Ensuite, entre 70 et 80, l’Etat du Sénégal va profiter de l’arrivée massive en Afrique, des fonds spéculatifs des pétrodollars qui fuient le choc pétrolier de 1973 et du « boom » sur les cours des matières premières notamment l’arachide et le phosphate, en développant un tissu industriel structurant pour accompagner le développement du secteur primaire.
C’est durant cette décennie que le Sénégal va mettre sur pied la Zone franche industrielle (1974) pour encourager les exportations dans le but d’avoir un solde commercial (la différence entre les exportations et les importations) afin de se prémunir de tout aléa économique et de toute destruction de valeur dans le moyen et long terme.
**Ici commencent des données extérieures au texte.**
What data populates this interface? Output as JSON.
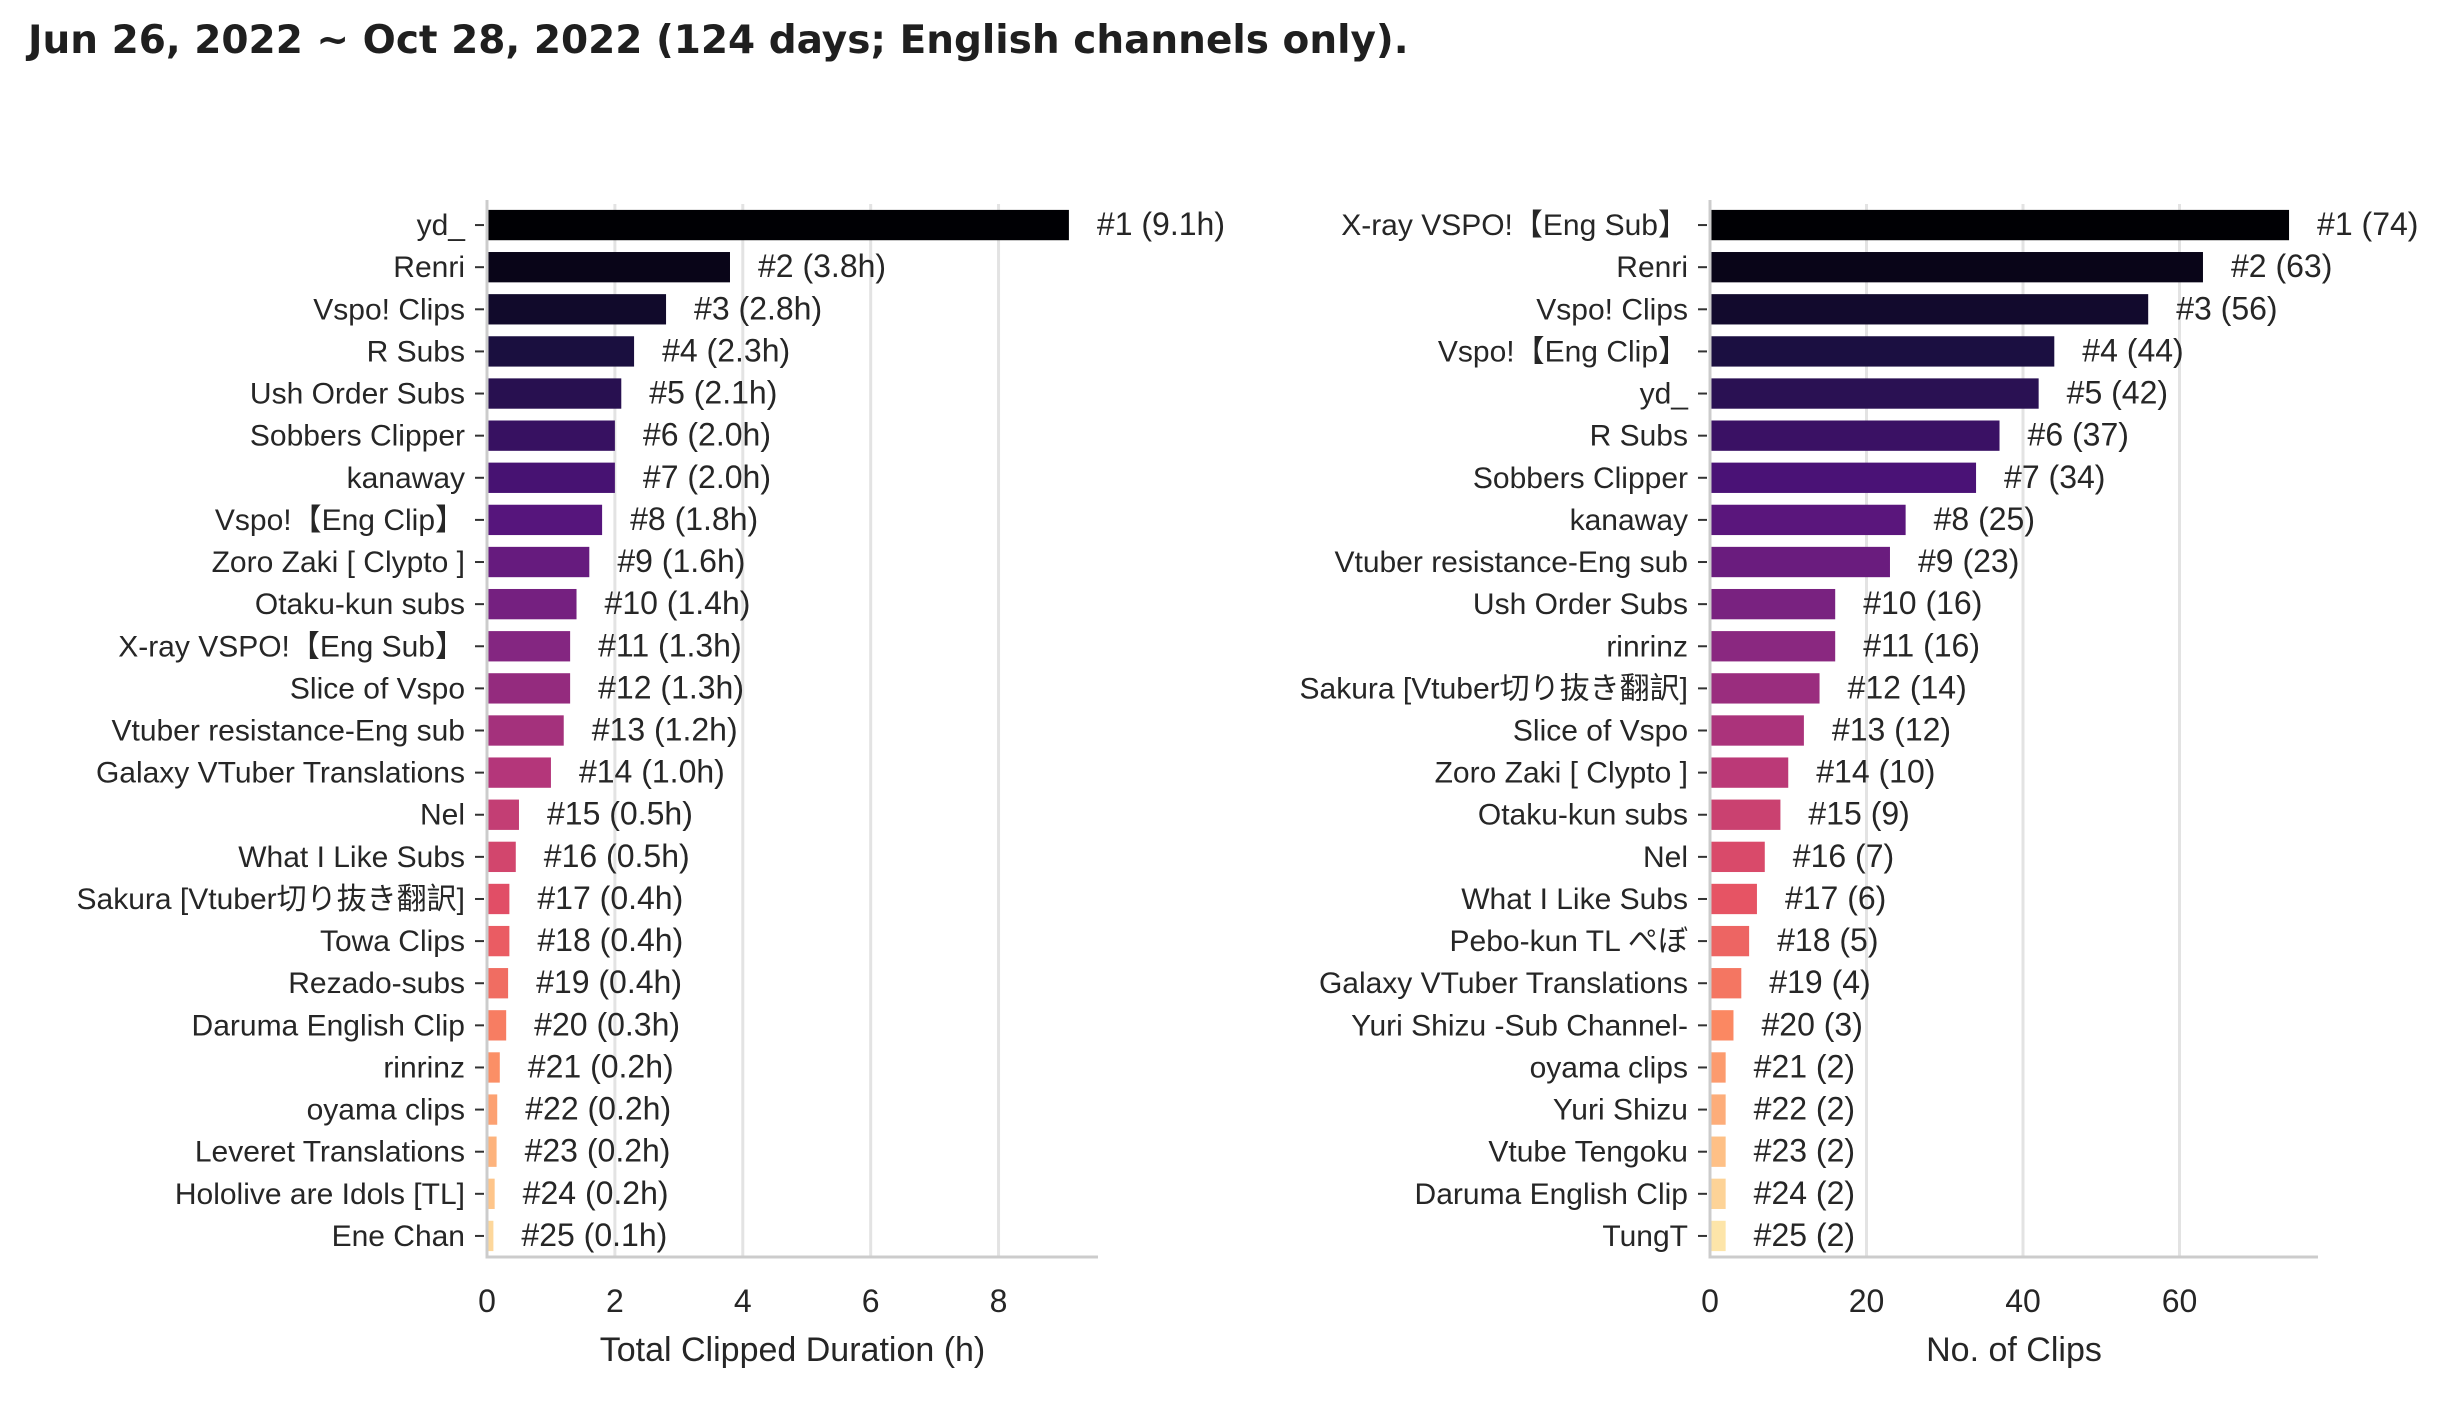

Mais voilà, vers la fin des années 80, l’économie mondiale se globalise avec son lot de déréglementations et de surchauffe des marchés. L’Etat du Sénégal qui avait fait de gros investissements dans le secteur secondaire (on a estimé à 70, le nombre de sociétés para-publiques crées entre 1970 et 1976) attendait, naturellement, des retours sur investissements pour payer ses dettes. Malheureusement, les espérances de rentabilités financières n’ont pas été à la hauteur des résultats du Marché. C’est ce que Abdou Diouf désignait par l’expression « la détérioration des termes de l’échange » et qui revenait souvent dans ses discours pour expliquer les situations intermédiaires que traversaient le Sénégal.
Conséquence, il fallait passer à un recadrage macro-économique. Cela s’était fait en deux (02) phases. Une première phase (1979 -1984) marqué par des politiques de stabilisations dont le but était d’assainir les Finances publiques. Et une deuxième phase plus connue sous le nom des Ajustements structurels (1985 – 1991) et durant laquelle, l’Etat allait arrêter les subventions qu’il accordait aux entreprises publiques et para-publiques.
La troisième et dernière phase de ce recadrage macroéconomique est l’approfondissement de l’ajustement dont le but était de permettre aux entreprises sénégalaises d’être compétitives sur le Marché mondial. C’est l’ère des privatisations et des libéralisations, dopée par la dévaluation de 50% du franc Cfa. C’est la période comprise entre 1994 et 2000.
A partir de cette date, c’est-à-dire en 2000, le Sénégal a connu un changement de régime politique- donc de choix économiques. Dans l’ensemble, le Président de la République, Me Abdoulaye Wade a fait les choix économiques qui s’imposent dans un contexte de mondialisation, c’est-à-dire agir indirectement dans l’Economie. Cet agissement indirect dans l’Economie s’est traduit par la mise sur pied d’un environnement des affaires attractifs qui se reflète par une baisse de l’impôt sur les sociétés, même si Wade s’est fait avoir par les Grandes Entreprises sur les dépenses fiscales ; un cadre juridique sécurisant, un accent particulier sur le développement, l’accessibilité et la domestication des Télé- technologies, une situation macro-économique stable, une politique soutenue en matière d’infrastructures et de mobilité urbaine.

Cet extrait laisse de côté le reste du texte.